# Warnung vor Telco-Tec



## FirmenkundeHH (20 August 2014)

Wir möchten auch vor einen fragwürden Onlineshop warnen:

www.telco-tec.com
Galliardo AG - Niederlassung Deutschland Stendaler Str. 4
D-10559 Berlin

Wir haben dort einen Computer gekauft und im Voraus bezahlt und nachdem der Computer nicht geliefert wurde, die Bestellung storniert und die Rückzahlung der bereits geleisteten Zahlung gefordert.
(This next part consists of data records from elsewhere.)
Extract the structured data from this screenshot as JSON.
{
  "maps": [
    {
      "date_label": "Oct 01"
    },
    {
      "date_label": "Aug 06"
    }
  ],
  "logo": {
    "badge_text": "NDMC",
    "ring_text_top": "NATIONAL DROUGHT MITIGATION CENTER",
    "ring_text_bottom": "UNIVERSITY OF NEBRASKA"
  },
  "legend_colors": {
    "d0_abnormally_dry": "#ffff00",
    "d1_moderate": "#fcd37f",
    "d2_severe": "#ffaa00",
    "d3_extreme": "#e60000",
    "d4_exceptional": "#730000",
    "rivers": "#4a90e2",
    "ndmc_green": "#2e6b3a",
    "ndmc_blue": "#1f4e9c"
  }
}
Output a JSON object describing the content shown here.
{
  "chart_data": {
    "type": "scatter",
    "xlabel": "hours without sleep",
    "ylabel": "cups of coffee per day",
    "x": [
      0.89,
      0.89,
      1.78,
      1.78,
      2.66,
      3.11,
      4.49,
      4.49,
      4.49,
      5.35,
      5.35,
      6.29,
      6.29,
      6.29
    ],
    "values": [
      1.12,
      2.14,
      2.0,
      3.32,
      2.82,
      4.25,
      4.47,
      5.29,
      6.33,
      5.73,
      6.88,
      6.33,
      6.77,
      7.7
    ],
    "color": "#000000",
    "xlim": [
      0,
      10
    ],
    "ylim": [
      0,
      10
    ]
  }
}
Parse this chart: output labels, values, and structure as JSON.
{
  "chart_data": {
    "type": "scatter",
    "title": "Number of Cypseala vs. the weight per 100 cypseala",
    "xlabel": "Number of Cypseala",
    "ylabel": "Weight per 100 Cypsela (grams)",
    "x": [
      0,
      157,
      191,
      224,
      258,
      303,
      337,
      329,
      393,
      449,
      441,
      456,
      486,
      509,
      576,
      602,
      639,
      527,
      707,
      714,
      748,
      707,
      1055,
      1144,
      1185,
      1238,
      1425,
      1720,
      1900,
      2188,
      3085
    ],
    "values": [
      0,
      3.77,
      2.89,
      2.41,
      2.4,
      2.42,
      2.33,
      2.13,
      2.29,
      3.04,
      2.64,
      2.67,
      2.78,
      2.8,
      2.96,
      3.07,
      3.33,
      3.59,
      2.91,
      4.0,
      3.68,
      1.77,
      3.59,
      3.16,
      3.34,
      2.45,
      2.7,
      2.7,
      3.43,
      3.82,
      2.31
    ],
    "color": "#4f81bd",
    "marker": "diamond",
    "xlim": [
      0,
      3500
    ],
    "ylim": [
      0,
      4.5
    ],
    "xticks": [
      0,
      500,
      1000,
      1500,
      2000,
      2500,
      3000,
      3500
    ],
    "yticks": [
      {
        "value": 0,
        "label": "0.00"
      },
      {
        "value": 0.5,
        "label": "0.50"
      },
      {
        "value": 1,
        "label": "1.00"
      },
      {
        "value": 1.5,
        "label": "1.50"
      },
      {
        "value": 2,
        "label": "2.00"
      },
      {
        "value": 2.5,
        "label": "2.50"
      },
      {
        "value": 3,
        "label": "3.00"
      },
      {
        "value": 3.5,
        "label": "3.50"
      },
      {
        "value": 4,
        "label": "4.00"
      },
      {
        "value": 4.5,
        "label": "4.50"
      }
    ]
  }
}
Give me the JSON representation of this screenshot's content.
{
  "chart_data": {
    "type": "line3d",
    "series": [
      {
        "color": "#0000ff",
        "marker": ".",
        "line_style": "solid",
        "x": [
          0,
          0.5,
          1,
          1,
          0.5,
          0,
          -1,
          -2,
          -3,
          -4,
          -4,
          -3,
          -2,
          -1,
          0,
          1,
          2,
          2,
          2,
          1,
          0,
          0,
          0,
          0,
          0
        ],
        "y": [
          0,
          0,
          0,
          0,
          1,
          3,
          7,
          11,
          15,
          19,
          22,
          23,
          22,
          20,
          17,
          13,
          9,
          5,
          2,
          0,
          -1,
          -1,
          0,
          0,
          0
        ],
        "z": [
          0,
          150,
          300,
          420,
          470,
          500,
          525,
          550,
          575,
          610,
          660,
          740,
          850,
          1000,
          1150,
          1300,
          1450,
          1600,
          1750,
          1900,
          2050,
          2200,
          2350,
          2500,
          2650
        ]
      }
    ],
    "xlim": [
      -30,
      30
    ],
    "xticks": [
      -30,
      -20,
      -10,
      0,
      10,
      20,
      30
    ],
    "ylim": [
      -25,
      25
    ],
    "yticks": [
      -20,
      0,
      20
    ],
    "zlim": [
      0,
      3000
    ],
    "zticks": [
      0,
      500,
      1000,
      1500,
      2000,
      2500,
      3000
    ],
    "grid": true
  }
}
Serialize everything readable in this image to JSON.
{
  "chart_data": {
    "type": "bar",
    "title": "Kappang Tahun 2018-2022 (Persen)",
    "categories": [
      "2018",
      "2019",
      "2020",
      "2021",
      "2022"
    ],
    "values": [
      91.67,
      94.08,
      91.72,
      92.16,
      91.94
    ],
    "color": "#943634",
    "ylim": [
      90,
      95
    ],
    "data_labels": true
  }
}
Bis heute haben wir das Geld trotz mehrfacher Zusagen nicht erhalten, so dass wir das gerichtliche Mahnverfahren angeschoben und Mahnbescheid erlassen haben.

Ähnlich ist es wohl auch schon sehr vielen anderen Kunden gegangen, wenn man das bei Google eingibt.


----------



## Heiko (20 August 2014)

Wann war das?


----------



## FirmenkundeHH (20 August 2014)

Gekauft im Juni diesen Jahres


----------



## Heiko (20 August 2014)

http://www.telco-tec.com/impressum

Allein das hätte mich davon abgehalten, dort überhaupt jemals was zu kaufen...


----------



## FirmenkundeHH (20 August 2014)

Ja uns auch im Nachhinein!!!!!!!!!! Lernen und alle anderen User warnen, mehr können wir gerade nicht machen!


----------



## gegen-internetbetrug (30 August 2014)

es gibt die Möglichkeit, direkt an deren Rechtsabteilung zu schreiben:
Mandy Driesch
Head of Legal
[email protected]
God luck


----------